難道不是嗎?
將閭沒這么說,心里是這么想的。
他可以不服氣不甘心,但大兄不能不包容他。
可惜將閭錯了。
用道德綁架扶蘇這件事,已經有前輩替他踩過坑了。
但將閭有恃無恐,還在于,他和扶蘇是有著血脈聯系的親兄弟。
他抬起頭來,頭一次,正面對上扶蘇,“大兄,你不要忘了,我也是君父的兒子,這回的事,是我新婦和阿母對不住你,對不住大嫂,可她們已經受到了懲處,大兄難道要違抗君父的意思,一直抓著我們一家不放嗎?”
扶蘇看著將閭的目光慢慢變得審視起來,半晌,他輕聲道:“將閭,你的心性,我確實喟嘆不如。你說得對,君父已經懲處過你新婦和阿母,我確實也不能再拿你如何。”
扶蘇離開時,將幼犬留了下來,“聽聞二弟婦喜好豕犬之流,豕我沒尋到,這犬卻是大有來歷,二弟,還是留下吧,來日――”他輕笑一聲,在將閭黑沉的臉色里,語氣愈發輕松愉快道,“也好同你家‘韓盧’做個伴。”
他來得突然,留下一只幼犬,走得從容,全程,李家人都沒敢開口。
將閭盯著那只韓盧,恨不得將其剝皮拆骨。
李由夫人事前雖幸災樂禍之意滿滿,但親眼見證扶蘇如何全程壓制將閭,到底生了幾分憐憫之心。
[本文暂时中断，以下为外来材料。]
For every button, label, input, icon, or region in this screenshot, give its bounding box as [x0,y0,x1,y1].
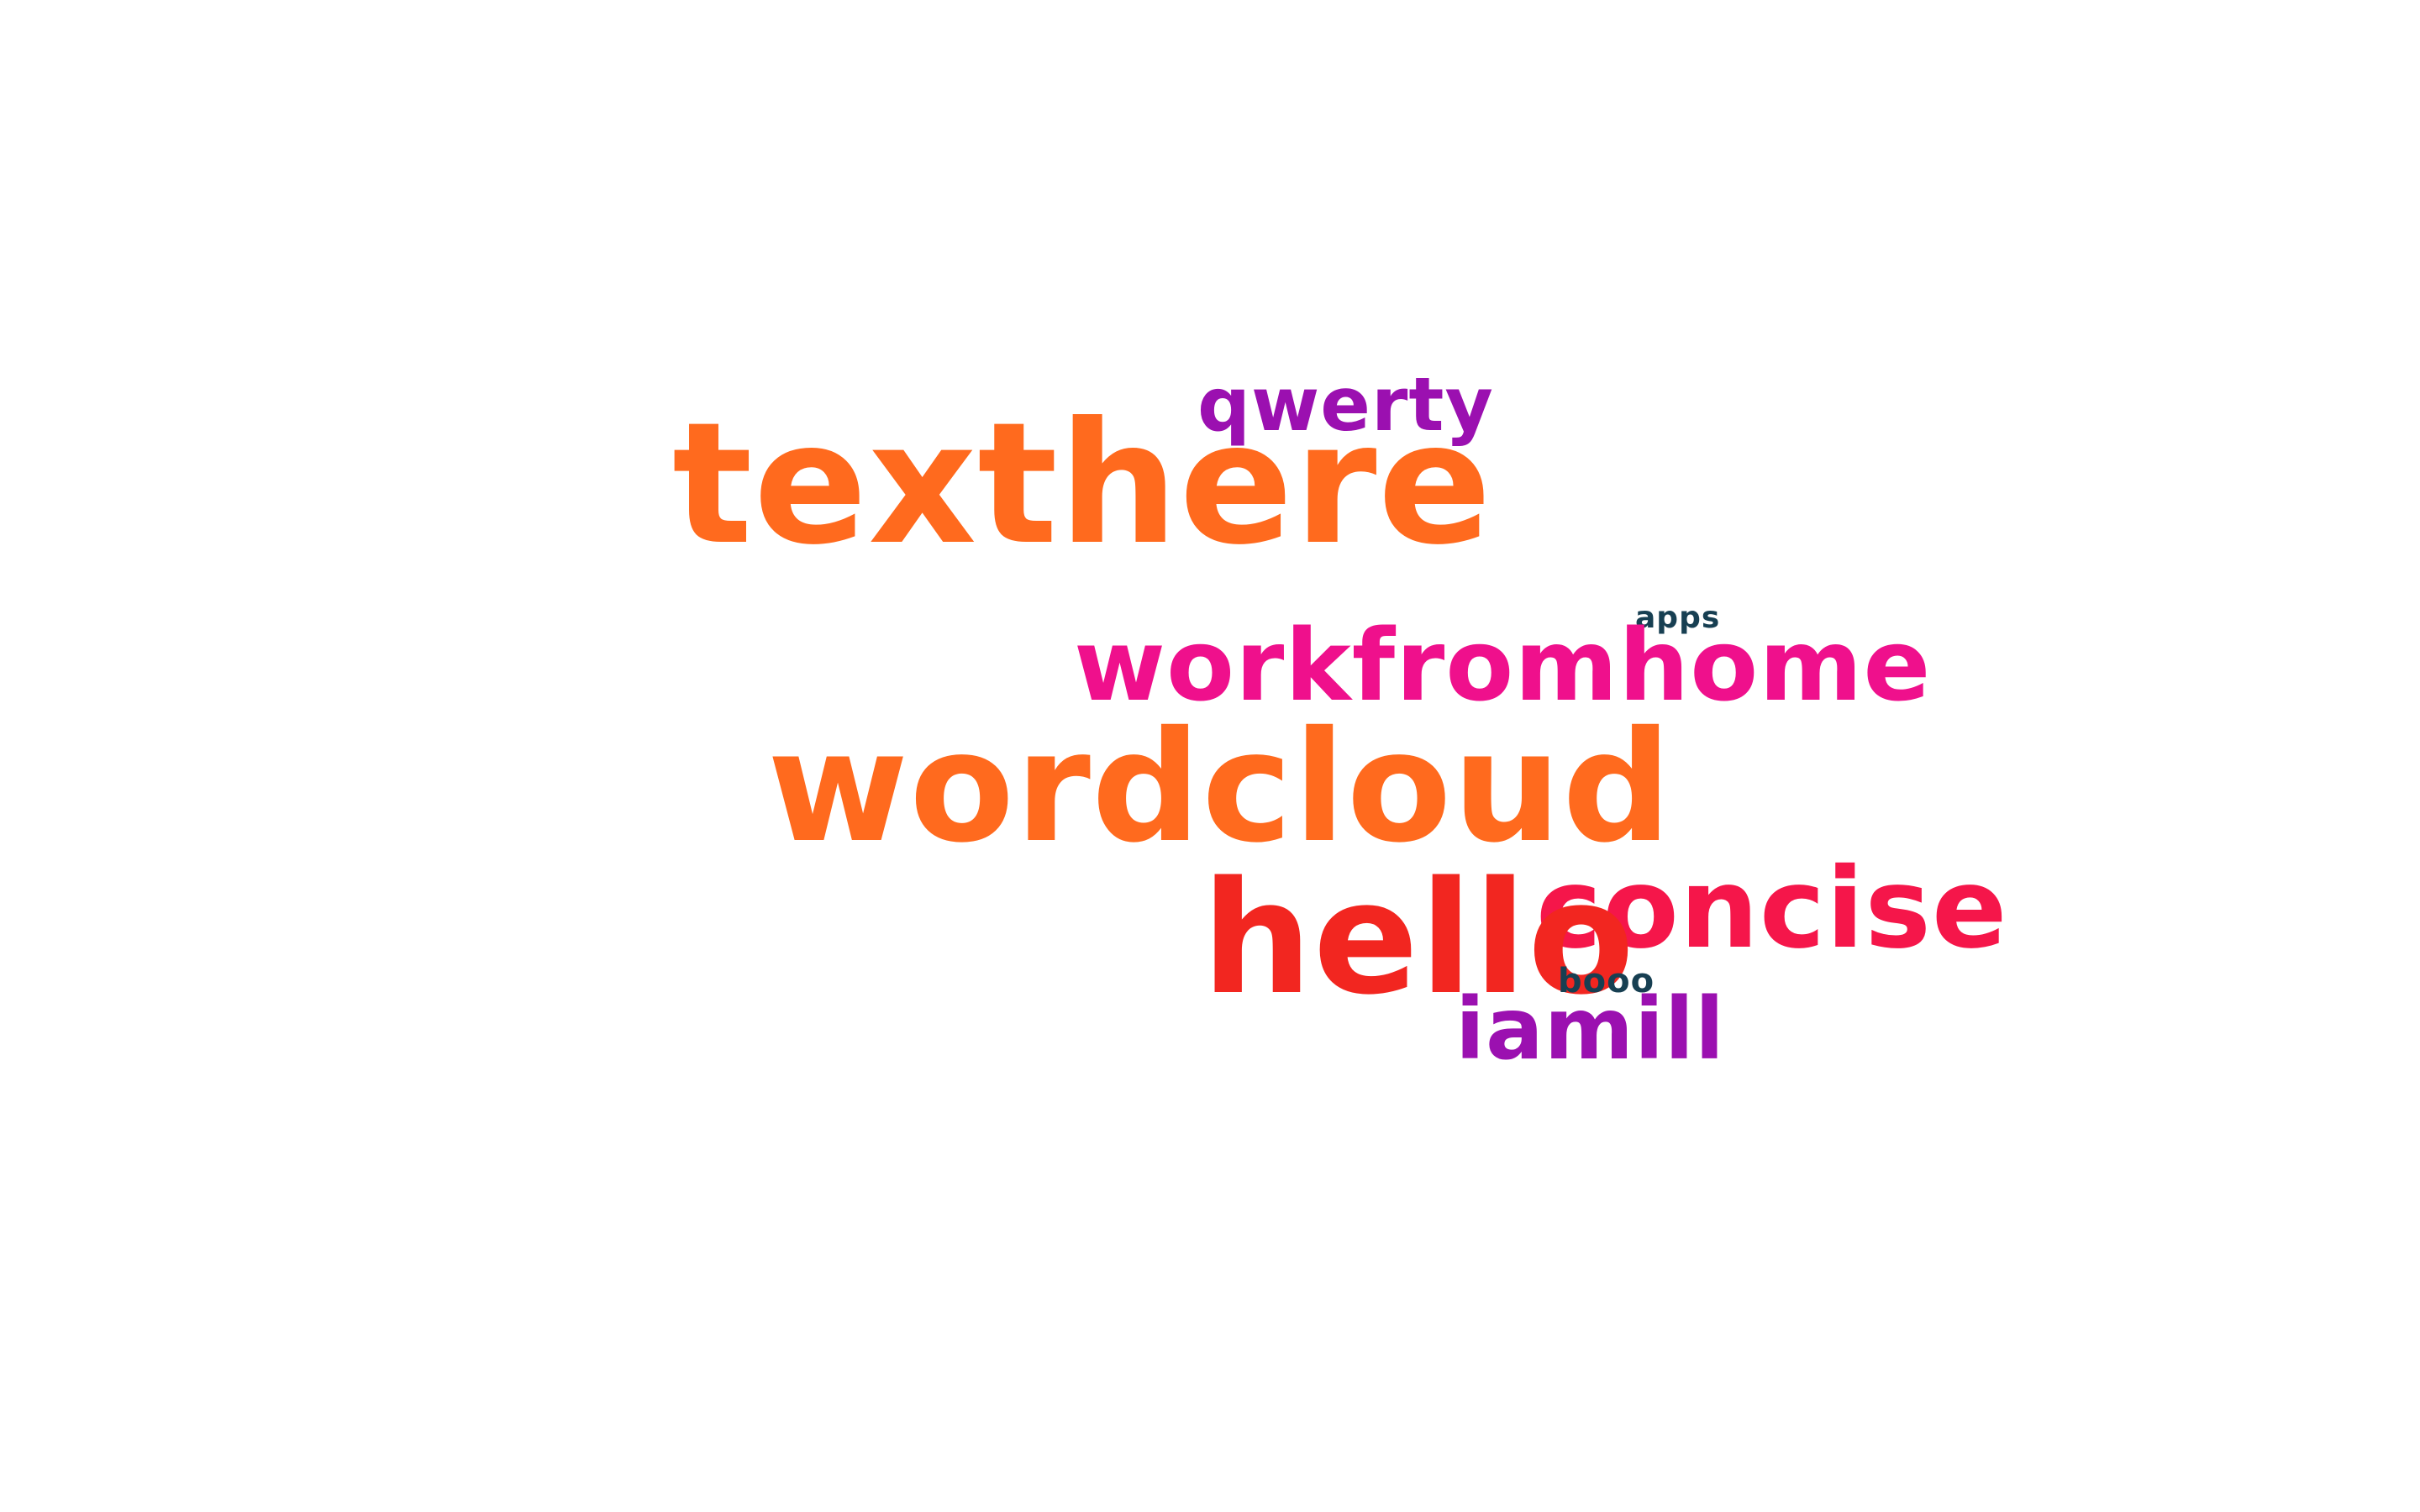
word-hello: hello [1202,848,1636,1029]
word-workfromhome: workfromhome [1074,607,1932,723]
word-concise: concise [1536,844,2008,974]
word-booo: booo [1558,962,1655,1000]
word-apps: apps [1635,601,1721,635]
word-qwerty: qwerty [1197,361,1494,448]
word-texthere: texthere [672,386,1493,582]
word-iamill: iamill [1455,979,1725,1079]
word-wordcloud: wordcloud [767,698,1673,876]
她上前,伸手摸了摸那幼犬毛茸茸的腦袋,淡淡道:“將閭公子,日后還是盡量不要和長公子對上吧。”
她只差明著說,孩子,你跟人家已經都不在同一段位了。
秦王為甚偏心扶蘇?
他長得高?
長得帥?
沒阿母的孩子是只小白菜?
李由夫人笑得,“扶蘇公子生而聰慧,在羋夫人未去世前,便頗得王上喜愛,時常以三歲幼童之身自由出入章臺。”
將閭三歲在作甚?
見了秦王就驚懼得直哭。
聰慧……
魏夫人這么多年了,還看不出扶蘇的聰慧不是秦王給賦的魅,是人家本身就有實力。
入章臺聽政,秦王沒有看在李斯的面子上考慮過將閭?
他去頻陽是怎么表現的?
李由夫人只差沒明白地指著將閭鼻子說,你個蠢蛋,跟你老婆一樣,心比天高,偏偏眼界狹窄,這輩子就注定了沒那個命。
李由夫人的立場,代表了大多數李家人的立場。
他們來之前,還道李斯心狠,李隱好歹也是精心教養了十幾年的女公子,說放棄就放棄,這不是玩呢嘛。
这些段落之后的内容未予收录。